23 gennaio
Perché questo giorno? È il giorno che il calendario degli onomastici dedica a Germanic name-family Herman/Hariman (army-man); no single originating saint, though related to Saint Hermann Joseph of Steinfeld.
🌍 Armando si festeggia Stati Uniti, Italia, Spagna, Brasile, Argentina e Germania il 23 gennaio ; Francia il 29 febbraio.
Armando è un nome dall’aspetto marziale e dal fascino nobile, giunto in Italia nel XVIII secolo come adattamento del francese Armand. Le sue radici germaniche evocano immagini di eserciti e guerrieri: un nome che trasmette solidità, forza tranquilla e dignità antica. Non è quindi sorprendente che abbia ottenuto grande popolarità tra la fine del XIX e l’inizio del XX secolo, in un periodo di intensa passione patriottica.
In Italia Armando suona maschile, ma mai brutale, grazie alla sua musicalità piena e rotonda. Viene associato a figure di talento e qualità pratiche, dal generale Armando Díaz al genio della pubblicità Armando Testa, fino alle melodie di Armando Trovajoli. E poi c’è quel «Diego Armando», che ha quasi trasformato il nome in una leggenda del calcio.
Oggi Armando è percepito come un nome antiquato, caldo e affidabile, pervaso dall’immagine di saggi nonni e uomini che mantengono la parola. Raro tra i neonati, conserva un’aura di autorità rassicurante e un fascino retrò molto apprezzato.

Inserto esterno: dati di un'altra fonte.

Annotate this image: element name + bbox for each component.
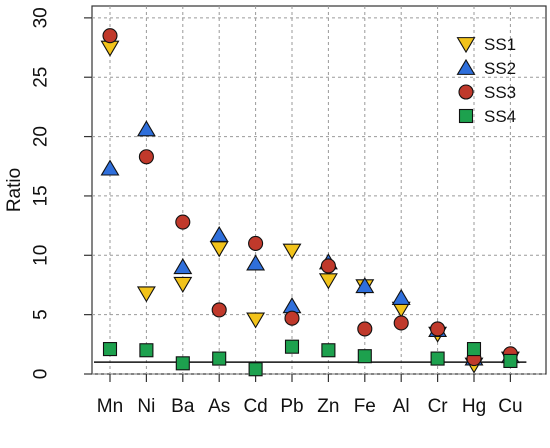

Armando non è un sussurro; è un tamburo da guerra. Nato dal germanico *hari* – l’esercito – e *man*, incarna l’archetipico soldato di ferro, una figura che ricorda i guerrieri stoici e implacabili della mitologia, che si oppongono alla marea. Il suo carattere è forgato nella disciplina e nel coraggio, libero dalla frivolezza di un dandy. Non cerca di essere amato; cerca di essere rispettato, di essere visto come un pilastro di integrità incrollabile. Nella sua esistenza risiede un ritmo marziale, una cadenza consapevole, mentre si muove nel mondo considerando le sfide della vita come campagne da vincere e non come ostacoli da temere. Porta la pesante e terrena dignità di un uomo che conosce il proprio valore. Come Marco Aurelio, si potrebbe dire che vive secondo le leggi della natura, non per sottomissione, ma a causa di un imperativo interiore selvaggio. È scudo e lancia, un uomo che capisce che la vera forza non risiede nell’aggressione, ma nella determinazione incrollabile di rimanere saldi. È solido, tangibile e innegabilmente presente.
Ritratto giocoso, da prendere con il sorriso.
In amore Armando è un conquistatore, ma non nel senso grezzo della dominanza. Seduce con la silenziosa intensità di un generale che ispeziona il suo territorio. Non insegue; attrae, i suoi partner con la forza gravitazionale della sua certezza. Richiede lealtà sopra ogni cosa, considera l’affetto come un patto sacro piuttosto che come un gioco effimero. La frivolezza e l’instabilità lo annoiano istantaneamente; si sente attratto da partner con profondità, quelli che possono affrontare la sua forza emotiva alla pari. Ama con una tenerezza possessiva, offre protezione e sostegno incrollabili e si aspetta lo stesso in cambio. Il tradimento è il suo tallone d’Achille, una violazione del patto che non può perdonare. È sensuale, ma controllato, preferisce il calore di una passione lunga e impegnata rispetto alla scintilla di una breve relazione. Essere con Armando significa essere tenuti in una presa ferma e sicura, al sicuro dal caos del mondo, ma sfidati a elevarsi al suo livello. Vuole un compagno, non un ammiratore.
Profilo ludico, a scopo di intrattenimento.